As can be seen from the above example, different decision theories might imply different reporting behavior under proper scoring rules. Consequently, the procedure to obtain an agent’s true belief from his reported belief is also dependent on the underlying decision theory. These points raise an important question: which decision theory is the“correct” theory when eliciting beliefs using proper scoring rules? Identifying the“best theory” naturally requires judgments about the relative importance of predictive accuracy, simplicity, tractability, theoretical properties, etc. Such judgments are often subjective in their nature. For example, one might argue that rank-dependent models have stronger axiomatic foundations in terms of preferences than the RAM model. Alternatively, the RAM model accounts for behavior that many rank-dependent models violate, such as coalescing and violations of stochastic dominance (Birnbaum [2008]).
Another example of such a trade-off concerns the Transfer of Attention Exchange (TAX) model by Birnbaum [1997]. Birnbaum [2008] documented the superior predictive performance of the TAX model over some rank-dependent models as well as the RAM model. The TAX model represents the utility of a lottery as a weighted average of the utilities of payoffs, where the weights depend on both the probabilities of the outcomes and the ranks of the payoffs. Unlike weights in rank-dependent models, those weights represent transfers of attention from branch to branch.

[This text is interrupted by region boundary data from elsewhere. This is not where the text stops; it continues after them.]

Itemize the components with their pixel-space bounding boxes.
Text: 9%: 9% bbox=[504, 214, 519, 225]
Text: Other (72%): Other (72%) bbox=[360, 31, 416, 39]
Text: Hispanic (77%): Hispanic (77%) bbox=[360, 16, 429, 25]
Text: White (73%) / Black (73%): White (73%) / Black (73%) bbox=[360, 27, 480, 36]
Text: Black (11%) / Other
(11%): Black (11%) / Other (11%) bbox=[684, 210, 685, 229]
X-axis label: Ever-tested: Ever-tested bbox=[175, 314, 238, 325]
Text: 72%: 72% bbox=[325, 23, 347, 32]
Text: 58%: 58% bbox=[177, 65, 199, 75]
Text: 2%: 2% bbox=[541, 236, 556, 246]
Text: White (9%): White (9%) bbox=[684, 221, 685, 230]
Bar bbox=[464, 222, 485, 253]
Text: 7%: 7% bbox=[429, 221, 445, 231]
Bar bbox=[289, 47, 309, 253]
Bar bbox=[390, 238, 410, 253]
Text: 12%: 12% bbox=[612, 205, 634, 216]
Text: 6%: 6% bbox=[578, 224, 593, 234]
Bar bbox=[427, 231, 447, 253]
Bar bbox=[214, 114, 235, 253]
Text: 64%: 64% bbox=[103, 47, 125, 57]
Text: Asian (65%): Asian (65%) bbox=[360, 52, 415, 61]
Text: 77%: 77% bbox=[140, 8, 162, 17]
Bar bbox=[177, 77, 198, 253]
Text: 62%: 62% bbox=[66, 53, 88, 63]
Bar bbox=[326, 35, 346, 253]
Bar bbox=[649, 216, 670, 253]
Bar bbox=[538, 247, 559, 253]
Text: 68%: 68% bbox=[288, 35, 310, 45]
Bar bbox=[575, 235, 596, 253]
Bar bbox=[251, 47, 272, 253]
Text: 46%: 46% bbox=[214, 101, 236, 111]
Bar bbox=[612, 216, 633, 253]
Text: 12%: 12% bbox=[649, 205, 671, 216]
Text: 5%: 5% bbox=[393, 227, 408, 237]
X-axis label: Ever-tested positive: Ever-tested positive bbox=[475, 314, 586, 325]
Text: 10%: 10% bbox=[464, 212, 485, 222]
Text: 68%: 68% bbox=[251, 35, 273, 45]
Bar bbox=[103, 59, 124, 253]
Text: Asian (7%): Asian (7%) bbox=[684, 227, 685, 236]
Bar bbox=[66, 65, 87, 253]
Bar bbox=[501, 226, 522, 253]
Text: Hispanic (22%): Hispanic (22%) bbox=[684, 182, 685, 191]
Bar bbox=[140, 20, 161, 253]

In practice, this implies that the utility of each payoff is weighted by a nonlinear transformation of a subjective probability as well as“weight transfer” factors. Such factors make the problem of adapting proper scoring rules to the general TAX model quite challenging, a task that I have not been able to accomplish yet.
If one decides that predictive accuracy is the most relevant criterion, then a whole new set of experiments might be required to determine the most appropriate decision theory when using proper scoring rules. As discussed in Section 4.2, the payoffs of lotteries are defined by an agent’s reported belief when using proper scoring rules. Consequently, agents have some control over their payoffs. In practice, this fact might have some influence on the way agents choose amongst different lotteries.